Арнэус перестал улыбаться и отвечал уклончиво и безразлично, словно по долгу службы:
— Определенных решений еще нет, но ряд старых дел нуждается в пересмотре. Король на этом настаивает. Йоун Хреггвид-ссон недавно был здесь. Мы беседовали почти целый день обо всем на свете. Дела его обстоят неважно. Но что бы с ним ни случилось, я считаю, что в интересах будущего страны и блага ее народа его дело необходимо пересмотреть.
— А если он будет признан виновным... через столько лет?
— Он не может быть признан более виновным, чем по старому приговору.

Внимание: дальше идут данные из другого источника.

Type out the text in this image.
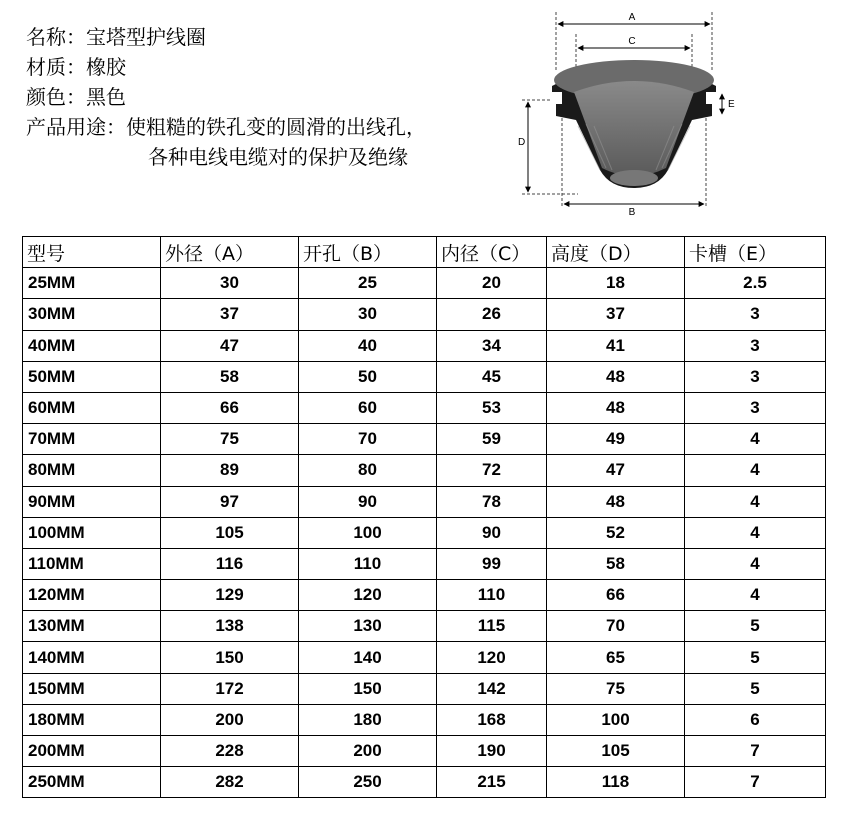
名称：宝塔型护线圈
材质：橡胶
颜色：黑色
产品用途：使粗糙的铁孔变的圆滑的出线孔，
各种电线电缆对的保护及绝缘
A
C
E
D
B
型号	外径（A）	开孔（B）	内径（C）	高度（D）	卡槽（E）
25MM	30	25	20	18	2.5
30MM	37	30	26	37	3
40MM	47	40	34	41	3
50MM	58	50	45	48	3
60MM	66	60	53	48	3
70MM	75	70	59	49	4
80MM	89	80	72	47	4
90MM	97	90	78	48	4
100MM	105	100	90	52	4
110MM	116	110	99	58	4
120MM	129	120	110	66	4
130MM	138	130	115	70	5
140MM	150	140	120	65	5
150MM	172	150	142	75	5
180MM	200	180	168	100	6
200MM	228	200	190	105	7
250MM	282	250	215	118	7
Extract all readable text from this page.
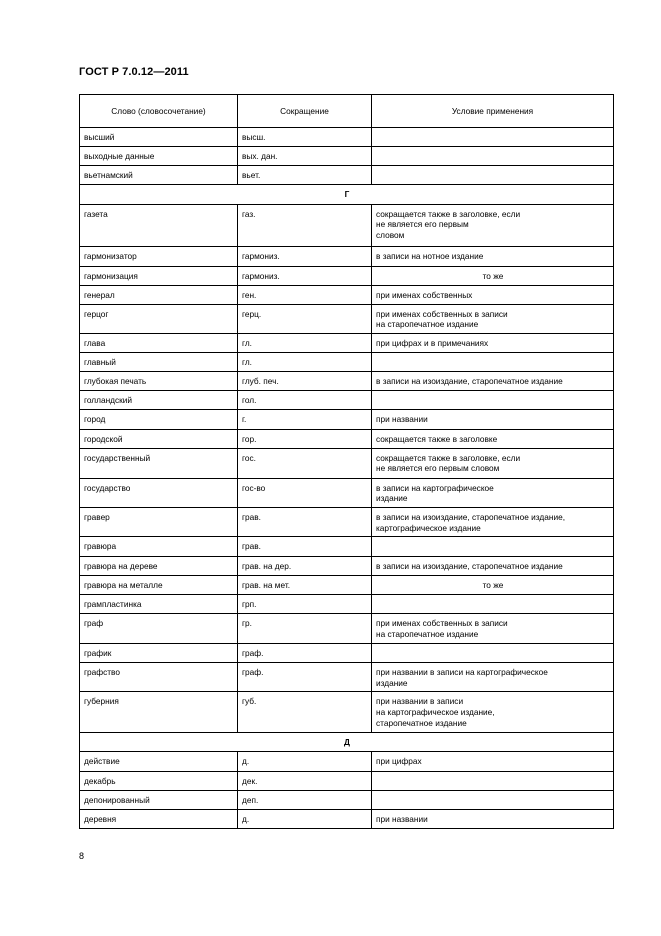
ГОСТ Р 7.0.12—2011
Слово (словосочетание)	Сокращение	Условие применения
высший	высш.	
выходные данные	вых. дан.	
вьетнамский	вьет.	
Г		
газета	газ.	сокращается также в заголовке, если
не является его первым
словом
гармонизатор	гармониз.	в записи на нотное издание
гармонизация	гармониз.	то же
генерал	ген.	при именах собственных
герцог	герц.	при именах собственных в записи
на старопечатное издание
глава	гл.	при цифрах и в примечаниях
главный	гл.	
глубокая печать	глуб. печ.	в записи на изоиздание, старопечатное издание
голландский	гол.	
город	г.	при названии
городской	гор.	сокращается также в заголовке
государственный	гос.	сокращается также в заголовке, если
не является его первым словом
государство	гос-во	в записи на картографическое
издание
гравер	грав.	в записи на изоиздание, старопечатное издание,
картографическое издание
гравюра	грав.	
гравюра на дереве	грав. на дер.	в записи на изоиздание, старопечатное издание
гравюра на металле	грав. на мет.	то же
грампластинка	грп.	
граф	гр.	при именах собственных в записи
на старопечатное издание
график	граф.	
графство	граф.	при названии в записи на картографическое
издание
губерния	губ.	при названии в записи
на картографическое издание,
старопечатное издание
Д		
действие	д.	при цифрах
декабрь	дек.	
депонированный	деп.	
деревня	д.	при названии
8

— А если он вовсе не виновен?
— Гм... Чего хотел Йоун Хреггвидссон от вас?
Она не ответила на его вопрос, но спросила, взглянув королевскому эмиссару прямо в глаза:
— Король — враг моего отца?
— Думаю, что, не беря на себя излишнюю смелость, могу ответить отрицательно. Полагаю, что наш всемилостивейший король и мой высокородный друг судья одинаково чтут правосудие.
Она поднялась.
— Благодарю вас,— сказала она.— Вы говорите, как надлежит придворному: ничего не выдаете и угощаете занимательными историями вроде той, что вы рассказали нам сегодня о Риме.
— Снайфридур,— сказал он, когда она уже хотела уйти, и внезапно подошел к ней совсем близко.— Мог ли я поступить иначе и не отдавать Йоуну Хреггвидссону кольца?
— Нет, асессор,— ответила она.
— Я был несвободен. Мною полностью завладели Исландия и старые книги, которые я хранил в Копенгагене. Их демон был моим демоном, их Исландия — моей Исландией, другой Исландии не существовало. Если бы я, как обещал, вернулся в ту весну на корабле в Эйрарбакки, я тем самым продал бы Исландию.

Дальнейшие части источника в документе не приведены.